Your first paragraph. If by 'pedantic' you mean 'correcting your errors' then yes, I am. Incidentally how did they change the compilation of the data? You do realise that they re-apply the metrics retrospectively, so that the data set is still comparing apples with apples?
when you say PHE say you can't compare post 2000 to pre 2000 re Scottish data that's news to me. Are you sure it wasn't a St Alban's player? :greengrin Anyway, we are talking Scottish data not PHE's data and PHS are confident in the validity of their data set going back to 1979. Otherwise it's a bit like saying "...Hibs win the Scottish Cup once every six years, honest guv, yeah, I'm only measuring from 2016 though"!! And that sort of all applies to your second paragraph as well, really. It's a shame.
I'd take the insult the wrong way if I wasn't mid 30s and in decent shape, but I'm sure your like arny. Phs obviously. It said they changed the way deaths were recorded so you can't directly compare.
You must agree there has been a massive drop in alcohol related deaths in the last 20 years with a small up tick recently.

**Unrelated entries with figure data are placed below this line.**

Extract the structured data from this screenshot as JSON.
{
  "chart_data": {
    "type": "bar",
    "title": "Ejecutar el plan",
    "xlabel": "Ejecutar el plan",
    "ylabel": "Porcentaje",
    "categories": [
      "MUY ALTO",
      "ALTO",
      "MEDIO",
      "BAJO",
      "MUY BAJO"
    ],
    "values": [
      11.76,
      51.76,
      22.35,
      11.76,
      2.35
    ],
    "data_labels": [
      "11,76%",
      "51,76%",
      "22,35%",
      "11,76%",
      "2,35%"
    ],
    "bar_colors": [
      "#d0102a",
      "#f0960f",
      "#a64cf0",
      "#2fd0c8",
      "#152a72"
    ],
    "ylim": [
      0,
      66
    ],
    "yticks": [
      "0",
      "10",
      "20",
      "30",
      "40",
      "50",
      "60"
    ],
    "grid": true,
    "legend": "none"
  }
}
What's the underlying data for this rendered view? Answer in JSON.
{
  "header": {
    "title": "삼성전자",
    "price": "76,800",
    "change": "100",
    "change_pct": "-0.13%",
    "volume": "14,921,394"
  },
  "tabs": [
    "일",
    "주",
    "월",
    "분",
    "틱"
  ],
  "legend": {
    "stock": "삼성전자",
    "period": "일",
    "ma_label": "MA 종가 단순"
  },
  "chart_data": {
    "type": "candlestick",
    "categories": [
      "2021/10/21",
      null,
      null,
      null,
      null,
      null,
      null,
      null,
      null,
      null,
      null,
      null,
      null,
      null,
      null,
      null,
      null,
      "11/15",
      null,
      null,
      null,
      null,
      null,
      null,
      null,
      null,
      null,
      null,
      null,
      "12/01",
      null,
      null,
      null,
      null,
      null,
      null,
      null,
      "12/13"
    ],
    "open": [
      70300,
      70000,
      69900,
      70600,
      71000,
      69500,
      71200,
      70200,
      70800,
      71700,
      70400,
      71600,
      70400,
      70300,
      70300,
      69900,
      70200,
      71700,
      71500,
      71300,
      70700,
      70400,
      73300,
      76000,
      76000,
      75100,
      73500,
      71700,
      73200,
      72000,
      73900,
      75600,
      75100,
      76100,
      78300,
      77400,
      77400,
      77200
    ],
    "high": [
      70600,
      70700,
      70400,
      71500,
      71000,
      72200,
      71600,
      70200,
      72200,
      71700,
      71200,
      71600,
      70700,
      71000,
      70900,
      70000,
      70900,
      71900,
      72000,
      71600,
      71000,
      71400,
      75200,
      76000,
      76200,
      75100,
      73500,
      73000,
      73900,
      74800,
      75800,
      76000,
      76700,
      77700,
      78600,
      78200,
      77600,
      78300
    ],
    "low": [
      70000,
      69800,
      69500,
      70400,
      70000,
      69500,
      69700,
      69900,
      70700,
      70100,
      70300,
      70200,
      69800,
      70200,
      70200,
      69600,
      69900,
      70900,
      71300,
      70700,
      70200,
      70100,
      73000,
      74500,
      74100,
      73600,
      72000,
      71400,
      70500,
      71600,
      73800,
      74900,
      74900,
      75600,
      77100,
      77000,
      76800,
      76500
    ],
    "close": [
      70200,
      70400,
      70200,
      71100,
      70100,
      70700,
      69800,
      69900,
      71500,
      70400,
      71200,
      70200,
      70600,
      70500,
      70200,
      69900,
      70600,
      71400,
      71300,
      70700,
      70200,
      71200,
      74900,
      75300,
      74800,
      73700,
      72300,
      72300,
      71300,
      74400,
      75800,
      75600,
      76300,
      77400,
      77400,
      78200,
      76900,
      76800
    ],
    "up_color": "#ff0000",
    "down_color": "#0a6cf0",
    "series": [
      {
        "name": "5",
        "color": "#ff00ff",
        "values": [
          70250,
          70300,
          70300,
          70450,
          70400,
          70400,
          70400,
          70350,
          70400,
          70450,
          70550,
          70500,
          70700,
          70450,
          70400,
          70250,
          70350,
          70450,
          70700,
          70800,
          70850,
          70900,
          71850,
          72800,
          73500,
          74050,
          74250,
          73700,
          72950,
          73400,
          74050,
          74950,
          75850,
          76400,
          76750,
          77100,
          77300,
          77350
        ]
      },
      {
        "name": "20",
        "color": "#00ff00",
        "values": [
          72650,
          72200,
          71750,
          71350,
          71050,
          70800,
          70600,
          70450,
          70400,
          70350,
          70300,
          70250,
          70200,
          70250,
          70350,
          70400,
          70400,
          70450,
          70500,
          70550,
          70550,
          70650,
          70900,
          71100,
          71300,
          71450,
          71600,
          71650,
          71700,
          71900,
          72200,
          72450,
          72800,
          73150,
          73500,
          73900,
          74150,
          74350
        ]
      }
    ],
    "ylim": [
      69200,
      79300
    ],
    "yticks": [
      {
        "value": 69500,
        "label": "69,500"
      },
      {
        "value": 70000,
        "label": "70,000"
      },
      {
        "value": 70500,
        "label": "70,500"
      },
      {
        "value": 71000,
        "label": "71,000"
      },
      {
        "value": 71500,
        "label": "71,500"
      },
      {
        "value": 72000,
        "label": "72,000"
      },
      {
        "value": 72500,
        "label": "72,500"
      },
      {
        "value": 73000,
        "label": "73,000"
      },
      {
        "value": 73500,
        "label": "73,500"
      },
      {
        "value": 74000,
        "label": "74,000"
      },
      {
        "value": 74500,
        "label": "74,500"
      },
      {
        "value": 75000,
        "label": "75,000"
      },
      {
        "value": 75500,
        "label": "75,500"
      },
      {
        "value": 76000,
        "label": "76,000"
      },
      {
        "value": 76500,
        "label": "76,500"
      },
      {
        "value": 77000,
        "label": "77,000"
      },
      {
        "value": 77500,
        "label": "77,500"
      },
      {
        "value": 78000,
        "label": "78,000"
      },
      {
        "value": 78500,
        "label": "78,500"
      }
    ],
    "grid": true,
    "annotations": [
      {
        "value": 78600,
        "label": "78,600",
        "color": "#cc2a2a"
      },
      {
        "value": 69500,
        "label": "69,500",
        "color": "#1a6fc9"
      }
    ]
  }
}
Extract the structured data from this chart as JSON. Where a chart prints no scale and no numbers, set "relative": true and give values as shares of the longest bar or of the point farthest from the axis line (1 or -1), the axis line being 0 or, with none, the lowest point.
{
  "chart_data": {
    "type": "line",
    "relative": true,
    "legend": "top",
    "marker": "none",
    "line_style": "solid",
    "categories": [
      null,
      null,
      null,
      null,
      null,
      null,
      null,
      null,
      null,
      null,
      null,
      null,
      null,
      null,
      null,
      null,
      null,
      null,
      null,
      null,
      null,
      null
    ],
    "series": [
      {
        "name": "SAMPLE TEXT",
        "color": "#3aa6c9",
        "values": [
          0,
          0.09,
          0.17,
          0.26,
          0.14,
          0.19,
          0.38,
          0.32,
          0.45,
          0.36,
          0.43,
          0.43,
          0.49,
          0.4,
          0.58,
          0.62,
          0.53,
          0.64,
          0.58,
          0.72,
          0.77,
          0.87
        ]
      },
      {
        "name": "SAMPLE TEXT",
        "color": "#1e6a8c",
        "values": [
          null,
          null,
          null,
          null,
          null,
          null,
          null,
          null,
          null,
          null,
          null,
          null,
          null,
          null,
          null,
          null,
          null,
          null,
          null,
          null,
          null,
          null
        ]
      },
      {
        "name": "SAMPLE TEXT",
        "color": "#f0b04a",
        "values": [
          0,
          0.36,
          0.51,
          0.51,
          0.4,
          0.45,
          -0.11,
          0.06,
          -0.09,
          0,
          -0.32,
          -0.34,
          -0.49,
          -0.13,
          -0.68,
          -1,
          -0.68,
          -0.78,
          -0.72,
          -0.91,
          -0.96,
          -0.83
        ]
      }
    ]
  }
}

I'd say it probably isn't fair to judge pre 1999 since the opening of Scots parliament. I'd go further and say its pointless before the snps 15 years as they have been in so long. Every metric you want is down in that time. I'm sure you'll agree they are doing an amazing job, although we have to keep an eye on the small rise.
Alcohol related deaths about a third down and alcohol consumed in total down 10%, since the snp. I bet it will continue thanks to youth Drinking going down
Alcohol ban kept in place for the summer.
How did a thread called Scotrail become a debate about alcohol misuse?